I have an application that uses the JRE and two external JARs (one for
communication with mySQL and one for playing MP3 files.) When I
launch the application within Eclipse, it knows where to find
everything and launches just fine.

However, when I choose File/Export.. JAR File from the menu, and try
to launch the JAR file from the command line, I get errors. The
program stops with a ClassDefNotFound error when it tries to set a
JDBC driver that it loads by name. Eclipse can find this class from
the 'mysql.jar' I added to the project, but the exported JAR file is
clueless, even with a '.classpath' file included in it.

I tried looking through Eclipse's run configuration dialogs to see if
I could figure out the exact command line it was using, but Eclipse
seems to be hiding it from the user.

Is there a way to find out the command line Eclipse is using? Or
otherwise, how exactly can you run a JAR file that needs to access the
classes of other JAR files?

Thanks,
-Sean Givan

Sean, I think you might just need to include the other jar files in your
classpath when you call java. For example:
java -classpath /jdbc/mysql.jar:/jdbc/otherJarThatINeed.jar
com.mypackage.JavaProgram

Does this help? I think in windows you will need to seperate the entries in
your classpath with semicolons (;)

Is this what you are asking?

If you have alread tried this then kindly disregard. Maybe I don't fully
understand your incomplete description of your problem. You could list the
things you have tried and the command line you are trying...

-David
 
D

davidlg

Sean Givan said:
I'm fairly new to Eclipse and Java programming, and I'm running into a
problem with an application I'm writing.

I have an application that uses the JRE and two external JARs (one for
communication with mySQL and one for playing MP3 files.) When I
launch the application within Eclipse, it knows where to find
everything and launches just fine.

However, when I choose File/Export.. JAR File from the menu, and try
to launch the JAR file from the command line, I get errors. The
program stops with a ClassDefNotFound error when it tries to set a
JDBC driver that it loads by name. Eclipse can find this class from
the 'mysql.jar' I added to the project, but the exported JAR file is
clueless, even with a '.classpath' file included in it.

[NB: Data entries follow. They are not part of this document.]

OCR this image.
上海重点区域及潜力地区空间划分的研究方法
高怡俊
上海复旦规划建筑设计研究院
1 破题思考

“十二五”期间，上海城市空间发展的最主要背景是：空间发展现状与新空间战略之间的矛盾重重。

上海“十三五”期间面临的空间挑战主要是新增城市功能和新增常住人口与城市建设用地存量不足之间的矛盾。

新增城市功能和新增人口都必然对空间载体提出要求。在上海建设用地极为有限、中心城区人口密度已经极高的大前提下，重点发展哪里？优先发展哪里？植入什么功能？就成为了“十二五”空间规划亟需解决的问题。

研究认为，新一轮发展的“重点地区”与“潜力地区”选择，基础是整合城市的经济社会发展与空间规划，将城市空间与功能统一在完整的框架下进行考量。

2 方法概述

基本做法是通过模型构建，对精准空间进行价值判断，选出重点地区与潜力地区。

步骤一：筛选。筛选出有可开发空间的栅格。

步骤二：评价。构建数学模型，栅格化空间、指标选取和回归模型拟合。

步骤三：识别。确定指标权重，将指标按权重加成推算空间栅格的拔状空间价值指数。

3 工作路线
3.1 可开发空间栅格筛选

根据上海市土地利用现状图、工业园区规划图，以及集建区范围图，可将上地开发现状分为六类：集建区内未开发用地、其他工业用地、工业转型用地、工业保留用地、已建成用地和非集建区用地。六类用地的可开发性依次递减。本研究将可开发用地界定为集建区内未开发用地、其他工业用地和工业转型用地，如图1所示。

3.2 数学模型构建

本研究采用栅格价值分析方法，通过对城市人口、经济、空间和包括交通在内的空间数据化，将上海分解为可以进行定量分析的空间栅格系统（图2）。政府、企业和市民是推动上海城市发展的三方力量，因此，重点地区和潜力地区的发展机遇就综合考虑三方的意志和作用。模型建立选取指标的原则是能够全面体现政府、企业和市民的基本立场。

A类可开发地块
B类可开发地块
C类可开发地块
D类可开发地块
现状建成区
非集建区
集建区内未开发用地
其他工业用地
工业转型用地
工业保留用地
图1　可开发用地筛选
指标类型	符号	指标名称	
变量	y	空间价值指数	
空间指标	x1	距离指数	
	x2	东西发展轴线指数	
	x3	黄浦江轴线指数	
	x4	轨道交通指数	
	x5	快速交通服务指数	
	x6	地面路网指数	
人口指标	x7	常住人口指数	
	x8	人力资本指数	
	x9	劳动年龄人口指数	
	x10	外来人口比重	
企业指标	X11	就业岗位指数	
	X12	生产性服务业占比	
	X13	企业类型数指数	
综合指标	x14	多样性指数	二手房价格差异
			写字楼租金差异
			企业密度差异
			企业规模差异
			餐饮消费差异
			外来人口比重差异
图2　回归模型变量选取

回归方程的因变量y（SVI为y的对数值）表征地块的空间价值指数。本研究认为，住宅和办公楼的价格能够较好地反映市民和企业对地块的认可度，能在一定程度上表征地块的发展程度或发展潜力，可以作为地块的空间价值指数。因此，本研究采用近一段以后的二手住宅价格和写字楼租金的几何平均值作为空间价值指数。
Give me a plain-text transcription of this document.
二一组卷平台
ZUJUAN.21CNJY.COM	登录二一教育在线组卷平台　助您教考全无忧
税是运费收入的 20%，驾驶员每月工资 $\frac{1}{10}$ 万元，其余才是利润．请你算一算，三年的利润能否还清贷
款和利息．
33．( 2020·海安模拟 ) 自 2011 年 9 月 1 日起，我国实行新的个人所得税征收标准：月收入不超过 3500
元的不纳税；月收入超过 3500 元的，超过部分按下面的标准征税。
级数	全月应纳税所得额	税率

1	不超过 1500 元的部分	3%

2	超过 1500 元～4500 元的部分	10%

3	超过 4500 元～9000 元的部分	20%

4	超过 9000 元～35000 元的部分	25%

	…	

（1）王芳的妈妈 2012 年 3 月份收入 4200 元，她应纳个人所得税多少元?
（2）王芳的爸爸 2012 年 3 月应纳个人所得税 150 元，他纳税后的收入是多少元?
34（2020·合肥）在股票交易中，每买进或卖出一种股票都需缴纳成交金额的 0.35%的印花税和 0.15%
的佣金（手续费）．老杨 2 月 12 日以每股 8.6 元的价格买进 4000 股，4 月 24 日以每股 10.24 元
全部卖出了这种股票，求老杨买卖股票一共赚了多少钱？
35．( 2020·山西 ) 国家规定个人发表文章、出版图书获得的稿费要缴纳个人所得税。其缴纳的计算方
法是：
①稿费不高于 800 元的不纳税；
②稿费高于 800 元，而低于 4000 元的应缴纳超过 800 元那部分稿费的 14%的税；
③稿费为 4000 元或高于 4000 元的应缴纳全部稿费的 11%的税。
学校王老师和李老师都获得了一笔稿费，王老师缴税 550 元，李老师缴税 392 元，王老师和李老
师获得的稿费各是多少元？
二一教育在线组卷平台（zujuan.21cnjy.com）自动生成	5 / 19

I tried looking through Eclipse's run configuration dialogs to see if
I could figure out the exact command line it was using, but Eclipse
seems to be hiding it from the user.

Is there a way to find out the command line Eclipse is using? Or
otherwise, how exactly can you run a JAR file that needs to access the
classes of other JAR files?

Thanks,
-Sean Givan

Oh yeah, I forgot to ask...What library are you using to play mp3 files?
 
F

Ferenc Hechler

Hi Sean,

If you are using Eclipse 3 then you can use the Fat Jar Eclipse Plug-In.
It collects all files from the Eclipse ClassPath and build one Fat-JAR which
can be executed directly via "java -jar".